Marianne Pousseur: Only

Marianne Pousseur
Only
Sub Rosa
2011-08-02

Says soprano Marianne Pousseur in the liner notes to Only: “I like when music mixes in with noise.” Hey, me too! However, all you tinnitus-tempting skronkmeisters should beware that she’s exploring very delicate noises here. In what amounts to a mobile recital, she sings beguiling little songs by such 20th Century titans as Morton Feldman and John Cage while wandering through everyday settings — a train station, a church, and, most noticeably, a primary school — and presumably receiving some very strange looks from passersby. Pousseur’s voice is appealing and clear, with measured vibrato and subtle shifts in timbre, depending on what she’s singing. The mostly acapella song selection runs the avant-gamut, from Cage’s three-pitched minimalism to Giacinto Scelsi’s ecstatic spookiness to some groovy Sephardic songs that seem to be accompanied by a trash can.

Only’s ambient sounds and careful mixing are its most endearing aspects.

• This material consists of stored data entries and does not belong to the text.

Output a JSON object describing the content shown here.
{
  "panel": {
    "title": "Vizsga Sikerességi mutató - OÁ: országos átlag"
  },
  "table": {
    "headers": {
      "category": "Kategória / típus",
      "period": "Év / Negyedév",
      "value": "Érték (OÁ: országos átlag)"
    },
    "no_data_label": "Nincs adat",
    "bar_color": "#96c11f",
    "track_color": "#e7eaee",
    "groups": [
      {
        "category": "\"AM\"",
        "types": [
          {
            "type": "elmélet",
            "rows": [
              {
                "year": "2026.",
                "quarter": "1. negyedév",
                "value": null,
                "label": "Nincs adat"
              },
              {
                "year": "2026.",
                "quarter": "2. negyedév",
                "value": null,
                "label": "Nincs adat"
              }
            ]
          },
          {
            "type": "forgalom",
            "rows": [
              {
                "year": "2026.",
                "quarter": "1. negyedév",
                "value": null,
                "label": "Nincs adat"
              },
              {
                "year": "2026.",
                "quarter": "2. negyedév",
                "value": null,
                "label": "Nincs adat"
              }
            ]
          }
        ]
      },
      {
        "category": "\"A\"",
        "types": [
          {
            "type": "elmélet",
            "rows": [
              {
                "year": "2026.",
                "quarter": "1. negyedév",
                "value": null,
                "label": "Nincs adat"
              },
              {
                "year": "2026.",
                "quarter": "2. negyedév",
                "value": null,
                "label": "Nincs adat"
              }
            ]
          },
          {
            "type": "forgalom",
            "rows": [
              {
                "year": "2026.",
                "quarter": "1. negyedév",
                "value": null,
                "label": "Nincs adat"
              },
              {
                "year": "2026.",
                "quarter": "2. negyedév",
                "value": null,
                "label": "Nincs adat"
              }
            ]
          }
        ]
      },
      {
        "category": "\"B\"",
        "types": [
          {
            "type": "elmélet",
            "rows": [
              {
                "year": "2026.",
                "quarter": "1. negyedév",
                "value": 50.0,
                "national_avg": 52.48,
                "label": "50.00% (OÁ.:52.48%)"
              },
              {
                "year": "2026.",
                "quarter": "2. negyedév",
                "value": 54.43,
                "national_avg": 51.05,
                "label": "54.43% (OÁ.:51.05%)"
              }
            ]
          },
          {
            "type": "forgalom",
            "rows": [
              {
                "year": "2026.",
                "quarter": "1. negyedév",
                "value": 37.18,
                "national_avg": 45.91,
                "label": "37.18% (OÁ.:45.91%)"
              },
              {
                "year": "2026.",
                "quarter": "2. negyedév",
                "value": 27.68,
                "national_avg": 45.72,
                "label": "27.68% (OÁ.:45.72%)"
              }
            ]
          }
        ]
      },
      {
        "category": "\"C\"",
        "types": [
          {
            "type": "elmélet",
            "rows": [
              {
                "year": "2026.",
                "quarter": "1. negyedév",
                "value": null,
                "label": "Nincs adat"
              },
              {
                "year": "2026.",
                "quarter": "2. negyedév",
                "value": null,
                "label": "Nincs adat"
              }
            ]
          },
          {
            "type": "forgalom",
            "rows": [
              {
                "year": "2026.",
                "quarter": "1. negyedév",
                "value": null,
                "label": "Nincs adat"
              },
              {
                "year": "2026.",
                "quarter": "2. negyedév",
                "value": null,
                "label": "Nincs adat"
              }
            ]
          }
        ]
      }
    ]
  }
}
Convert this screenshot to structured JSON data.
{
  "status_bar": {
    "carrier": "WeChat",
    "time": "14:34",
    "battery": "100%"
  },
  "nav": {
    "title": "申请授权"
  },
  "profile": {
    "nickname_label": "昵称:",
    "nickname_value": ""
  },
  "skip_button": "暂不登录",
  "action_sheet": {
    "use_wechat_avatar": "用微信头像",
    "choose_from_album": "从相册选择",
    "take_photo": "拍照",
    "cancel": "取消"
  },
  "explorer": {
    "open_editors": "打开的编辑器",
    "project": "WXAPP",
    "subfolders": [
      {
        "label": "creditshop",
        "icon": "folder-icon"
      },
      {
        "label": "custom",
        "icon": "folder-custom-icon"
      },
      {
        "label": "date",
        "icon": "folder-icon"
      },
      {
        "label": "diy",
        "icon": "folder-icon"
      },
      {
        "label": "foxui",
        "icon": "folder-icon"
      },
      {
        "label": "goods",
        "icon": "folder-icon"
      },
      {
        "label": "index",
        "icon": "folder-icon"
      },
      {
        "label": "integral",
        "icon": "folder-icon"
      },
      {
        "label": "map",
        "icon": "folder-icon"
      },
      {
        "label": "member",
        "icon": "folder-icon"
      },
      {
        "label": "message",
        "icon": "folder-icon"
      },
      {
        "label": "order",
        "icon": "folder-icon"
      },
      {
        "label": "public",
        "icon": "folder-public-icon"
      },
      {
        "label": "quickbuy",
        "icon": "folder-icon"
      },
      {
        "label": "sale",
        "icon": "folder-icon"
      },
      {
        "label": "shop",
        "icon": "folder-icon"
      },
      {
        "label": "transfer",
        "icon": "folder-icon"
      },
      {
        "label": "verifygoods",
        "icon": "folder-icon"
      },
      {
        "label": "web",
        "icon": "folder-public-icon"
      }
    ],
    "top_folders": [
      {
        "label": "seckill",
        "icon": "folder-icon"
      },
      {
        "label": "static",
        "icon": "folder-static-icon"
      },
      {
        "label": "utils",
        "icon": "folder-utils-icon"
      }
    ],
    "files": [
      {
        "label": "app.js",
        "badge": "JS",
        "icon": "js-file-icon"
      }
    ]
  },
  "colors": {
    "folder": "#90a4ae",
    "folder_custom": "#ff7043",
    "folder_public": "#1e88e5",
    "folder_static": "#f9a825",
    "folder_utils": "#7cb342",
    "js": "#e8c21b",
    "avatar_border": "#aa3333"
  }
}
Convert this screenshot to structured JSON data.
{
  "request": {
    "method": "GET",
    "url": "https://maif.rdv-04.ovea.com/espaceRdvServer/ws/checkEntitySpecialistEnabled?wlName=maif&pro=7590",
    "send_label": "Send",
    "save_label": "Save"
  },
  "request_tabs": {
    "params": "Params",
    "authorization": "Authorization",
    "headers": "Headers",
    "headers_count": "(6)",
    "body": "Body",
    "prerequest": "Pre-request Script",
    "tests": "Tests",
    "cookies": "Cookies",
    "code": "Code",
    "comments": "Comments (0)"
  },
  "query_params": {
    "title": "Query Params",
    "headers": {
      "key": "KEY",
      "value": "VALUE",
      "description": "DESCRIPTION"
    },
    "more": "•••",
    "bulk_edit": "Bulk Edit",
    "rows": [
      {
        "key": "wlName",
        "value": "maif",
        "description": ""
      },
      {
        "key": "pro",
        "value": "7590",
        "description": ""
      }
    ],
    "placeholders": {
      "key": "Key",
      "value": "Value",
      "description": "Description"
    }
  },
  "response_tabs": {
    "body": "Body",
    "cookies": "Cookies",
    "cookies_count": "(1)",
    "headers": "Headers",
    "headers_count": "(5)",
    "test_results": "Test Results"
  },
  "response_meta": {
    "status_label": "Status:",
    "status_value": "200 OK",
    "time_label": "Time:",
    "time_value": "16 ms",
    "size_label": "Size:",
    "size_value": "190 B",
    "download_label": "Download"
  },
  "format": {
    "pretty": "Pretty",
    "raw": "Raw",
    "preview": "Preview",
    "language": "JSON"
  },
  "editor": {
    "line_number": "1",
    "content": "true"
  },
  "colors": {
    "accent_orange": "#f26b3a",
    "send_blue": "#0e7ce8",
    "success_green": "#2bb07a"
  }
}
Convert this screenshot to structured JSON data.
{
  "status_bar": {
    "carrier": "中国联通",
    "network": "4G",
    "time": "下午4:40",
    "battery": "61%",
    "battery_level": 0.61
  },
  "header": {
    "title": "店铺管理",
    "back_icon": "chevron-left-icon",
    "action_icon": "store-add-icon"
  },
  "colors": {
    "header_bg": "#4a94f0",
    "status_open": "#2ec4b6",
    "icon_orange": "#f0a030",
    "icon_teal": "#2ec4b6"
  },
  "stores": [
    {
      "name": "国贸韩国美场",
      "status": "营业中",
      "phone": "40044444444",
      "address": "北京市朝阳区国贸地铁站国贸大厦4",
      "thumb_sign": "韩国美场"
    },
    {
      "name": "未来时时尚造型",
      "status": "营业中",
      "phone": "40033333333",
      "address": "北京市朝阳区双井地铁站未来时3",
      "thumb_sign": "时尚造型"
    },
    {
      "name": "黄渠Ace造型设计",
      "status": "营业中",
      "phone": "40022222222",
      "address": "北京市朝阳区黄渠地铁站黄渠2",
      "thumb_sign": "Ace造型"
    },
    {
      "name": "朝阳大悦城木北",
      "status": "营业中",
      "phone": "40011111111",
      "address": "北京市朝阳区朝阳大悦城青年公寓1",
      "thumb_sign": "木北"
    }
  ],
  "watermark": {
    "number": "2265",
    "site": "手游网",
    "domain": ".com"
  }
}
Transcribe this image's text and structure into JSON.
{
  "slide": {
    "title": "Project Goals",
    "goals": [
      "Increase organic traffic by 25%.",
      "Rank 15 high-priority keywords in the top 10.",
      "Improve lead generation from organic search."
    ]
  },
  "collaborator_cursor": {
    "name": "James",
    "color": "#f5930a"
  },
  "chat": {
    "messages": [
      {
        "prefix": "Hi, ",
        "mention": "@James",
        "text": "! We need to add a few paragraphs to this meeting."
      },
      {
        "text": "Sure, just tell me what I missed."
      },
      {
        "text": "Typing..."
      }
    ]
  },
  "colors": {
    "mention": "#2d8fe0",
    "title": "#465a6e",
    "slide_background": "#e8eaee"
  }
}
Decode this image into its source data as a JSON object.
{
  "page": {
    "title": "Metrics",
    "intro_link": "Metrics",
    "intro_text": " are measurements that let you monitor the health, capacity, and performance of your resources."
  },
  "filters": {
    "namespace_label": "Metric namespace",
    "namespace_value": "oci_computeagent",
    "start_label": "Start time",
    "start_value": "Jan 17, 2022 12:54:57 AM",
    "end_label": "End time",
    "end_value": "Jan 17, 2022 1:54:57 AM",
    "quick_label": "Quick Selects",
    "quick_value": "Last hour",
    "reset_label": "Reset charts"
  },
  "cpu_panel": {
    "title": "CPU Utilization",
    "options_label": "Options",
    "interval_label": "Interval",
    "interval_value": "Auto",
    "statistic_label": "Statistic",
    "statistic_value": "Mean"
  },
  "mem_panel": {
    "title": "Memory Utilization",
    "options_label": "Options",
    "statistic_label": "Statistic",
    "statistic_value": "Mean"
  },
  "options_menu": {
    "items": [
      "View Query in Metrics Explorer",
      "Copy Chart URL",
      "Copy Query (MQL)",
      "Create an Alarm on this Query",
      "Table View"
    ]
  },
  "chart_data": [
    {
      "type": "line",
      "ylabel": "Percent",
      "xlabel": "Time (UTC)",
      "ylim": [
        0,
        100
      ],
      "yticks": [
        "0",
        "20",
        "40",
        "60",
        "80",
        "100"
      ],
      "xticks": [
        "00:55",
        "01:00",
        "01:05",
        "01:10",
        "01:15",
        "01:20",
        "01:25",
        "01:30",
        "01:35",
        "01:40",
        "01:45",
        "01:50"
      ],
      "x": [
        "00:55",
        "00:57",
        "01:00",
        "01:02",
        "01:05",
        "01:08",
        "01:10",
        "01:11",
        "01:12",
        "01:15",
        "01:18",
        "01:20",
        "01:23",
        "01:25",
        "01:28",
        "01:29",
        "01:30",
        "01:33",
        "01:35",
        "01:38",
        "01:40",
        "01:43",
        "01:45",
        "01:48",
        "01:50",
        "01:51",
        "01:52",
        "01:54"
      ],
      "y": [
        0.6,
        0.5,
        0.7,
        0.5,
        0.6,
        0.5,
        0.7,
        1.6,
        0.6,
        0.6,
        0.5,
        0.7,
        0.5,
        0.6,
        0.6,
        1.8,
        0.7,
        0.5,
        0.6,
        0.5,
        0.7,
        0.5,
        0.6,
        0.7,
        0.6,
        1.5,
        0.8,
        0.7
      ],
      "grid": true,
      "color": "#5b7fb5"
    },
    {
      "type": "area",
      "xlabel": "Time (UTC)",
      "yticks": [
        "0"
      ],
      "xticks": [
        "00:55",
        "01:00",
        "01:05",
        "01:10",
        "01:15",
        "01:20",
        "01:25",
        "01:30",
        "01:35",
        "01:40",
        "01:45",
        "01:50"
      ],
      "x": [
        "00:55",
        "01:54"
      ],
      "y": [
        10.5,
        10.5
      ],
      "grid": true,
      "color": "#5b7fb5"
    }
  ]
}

Feldman’s meditation on flight, set in a rustling forest, flows into Hanns Eisler’s childlike sing-song, complete with kids yelling in the background. When an echoing STOMP interrupts everything for Scelsi’s freakouts, the effect is jarring. Though these songs can be otherworldly, they also have the relevance of great poetry. In these days of Occupation, what could be better than learning Frederic Rzewski’s setting of Langston Hughes’s “Hungry Child”? (“Hungry child, I didn’t make this world for you / You didn’t buy any stocks in my railroads.”) Bonus points, though probably not a recording contract, if you record yourself singing the song during an OWS rally!